Now that I think about it, I have no idea where my grandparents are. I mean, it makes sense for them not to be in this house, but my parents never even brought them up.

I didn't get to see them very often in person, they both passed away a year or so before I found Dashie, in a car accident. I guess it ran in the family for a while!

Usually, it'd be rude to make that kind of joke, but seeing how we're all dead, only makes it seem all the funnier. I guess I'll have to ask them about it during breakfast.

I look at the time, and I'd accidentally been daydreaming for nearly an hour now. "My, how time flies." I sit up and stretch, then I get out of bed after hearing that satisfying "pop" in my back.
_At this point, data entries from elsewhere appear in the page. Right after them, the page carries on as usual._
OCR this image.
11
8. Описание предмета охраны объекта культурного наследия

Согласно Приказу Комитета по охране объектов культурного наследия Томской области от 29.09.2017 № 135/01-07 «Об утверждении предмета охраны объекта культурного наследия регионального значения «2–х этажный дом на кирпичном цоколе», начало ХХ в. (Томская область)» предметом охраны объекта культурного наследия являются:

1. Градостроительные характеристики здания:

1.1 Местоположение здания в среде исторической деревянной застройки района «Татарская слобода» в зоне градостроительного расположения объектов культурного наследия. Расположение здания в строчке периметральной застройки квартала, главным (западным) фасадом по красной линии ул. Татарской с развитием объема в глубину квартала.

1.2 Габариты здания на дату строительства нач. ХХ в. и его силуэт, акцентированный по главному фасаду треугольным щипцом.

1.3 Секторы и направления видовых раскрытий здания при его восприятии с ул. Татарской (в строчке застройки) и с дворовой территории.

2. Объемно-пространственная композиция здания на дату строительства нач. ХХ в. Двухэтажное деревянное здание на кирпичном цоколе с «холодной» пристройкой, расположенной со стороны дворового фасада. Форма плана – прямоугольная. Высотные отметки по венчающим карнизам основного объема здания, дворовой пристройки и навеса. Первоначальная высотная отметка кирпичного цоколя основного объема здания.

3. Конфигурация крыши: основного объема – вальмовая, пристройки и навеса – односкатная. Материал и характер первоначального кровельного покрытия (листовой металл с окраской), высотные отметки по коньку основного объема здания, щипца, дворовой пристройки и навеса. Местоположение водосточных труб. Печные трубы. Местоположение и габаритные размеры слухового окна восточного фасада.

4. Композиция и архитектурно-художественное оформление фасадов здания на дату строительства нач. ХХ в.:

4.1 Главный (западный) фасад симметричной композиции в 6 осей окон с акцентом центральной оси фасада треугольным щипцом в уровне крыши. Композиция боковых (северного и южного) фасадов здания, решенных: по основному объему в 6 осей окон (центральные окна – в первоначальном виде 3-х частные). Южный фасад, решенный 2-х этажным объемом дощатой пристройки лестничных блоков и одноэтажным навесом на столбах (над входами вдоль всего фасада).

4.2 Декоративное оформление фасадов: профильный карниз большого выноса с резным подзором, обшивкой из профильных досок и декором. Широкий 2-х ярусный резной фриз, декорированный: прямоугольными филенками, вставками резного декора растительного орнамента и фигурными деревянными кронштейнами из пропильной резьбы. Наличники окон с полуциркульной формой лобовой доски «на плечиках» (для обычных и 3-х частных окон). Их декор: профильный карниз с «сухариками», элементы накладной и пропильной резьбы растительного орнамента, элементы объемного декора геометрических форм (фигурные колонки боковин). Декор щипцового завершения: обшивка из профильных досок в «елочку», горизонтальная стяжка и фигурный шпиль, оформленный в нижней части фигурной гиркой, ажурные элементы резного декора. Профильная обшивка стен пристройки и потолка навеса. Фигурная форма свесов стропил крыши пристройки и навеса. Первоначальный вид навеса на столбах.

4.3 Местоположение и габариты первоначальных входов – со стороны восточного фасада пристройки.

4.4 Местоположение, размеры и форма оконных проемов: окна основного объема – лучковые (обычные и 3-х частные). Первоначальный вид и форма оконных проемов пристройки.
I rub my eyes and yawn, and upon smelling muffins, eggs, and something that I haven't had in over a decade, bacon, I walk downstairs for breakfast.

"Good morning, Mom. Is that really what I think it is, sizzling over there?"


	2. Chapter 2: Dashie's New Life

I wake up, the sun's glare hitting its target that are my now open eyelids. This makes my eyes burn, and I squint them to alleviate the pain. My mind is a mix of confusion and tiredness, as the room I sleep in has its only window facing west, meaning that I'm used to waking up in dim lighting, due to the sun rising in the east. I must've slept in Dad's bed, since his window faces the opposite direction of mine.

I guess that's why he always wakes up before me... Where is he, anyway?

I feel around the bed for the covers, as I woke up with none, and I feel a part of the mattress that's a bit damp. Drool, maybe? No, that can't be it, I never drool.

I notice that my eyes feel puffy and the realization of what's going on starts to sink in.

I guess I cried myself to sleep last night...

It doesn't take much pondering to remember why I did, which only makes made me want to cry again. I think about letting myself, but I figure that the more I cry, the harder it'll be to move on with my life.

"That's if I ever can move on from something like this." I say that aloud, it's not like anypony can hear me. At this point, I really don't care if they can. I know what I said was a lie, of course, I'll get over this. It's a matter of when, not if. As much as I want to stay attached to my pops, I know that the right thing to do is to move on from him as quickly as possible, in order to enjoy the life that he worked so hard to lay out for me, it's what I have to do.

With that said, today is not the day. Even if I could muster the strength to get over it this soon, I know that there are too many things that still have to happen in order for me to be able to move on. The biggest of those being... the funeral.

I choke a bit at that last part. Just thinking about attending my own father's funeral is enough to make me want to mope all day, but I know that I can't. That's not what my friends want for me... not what Daddy would want for me.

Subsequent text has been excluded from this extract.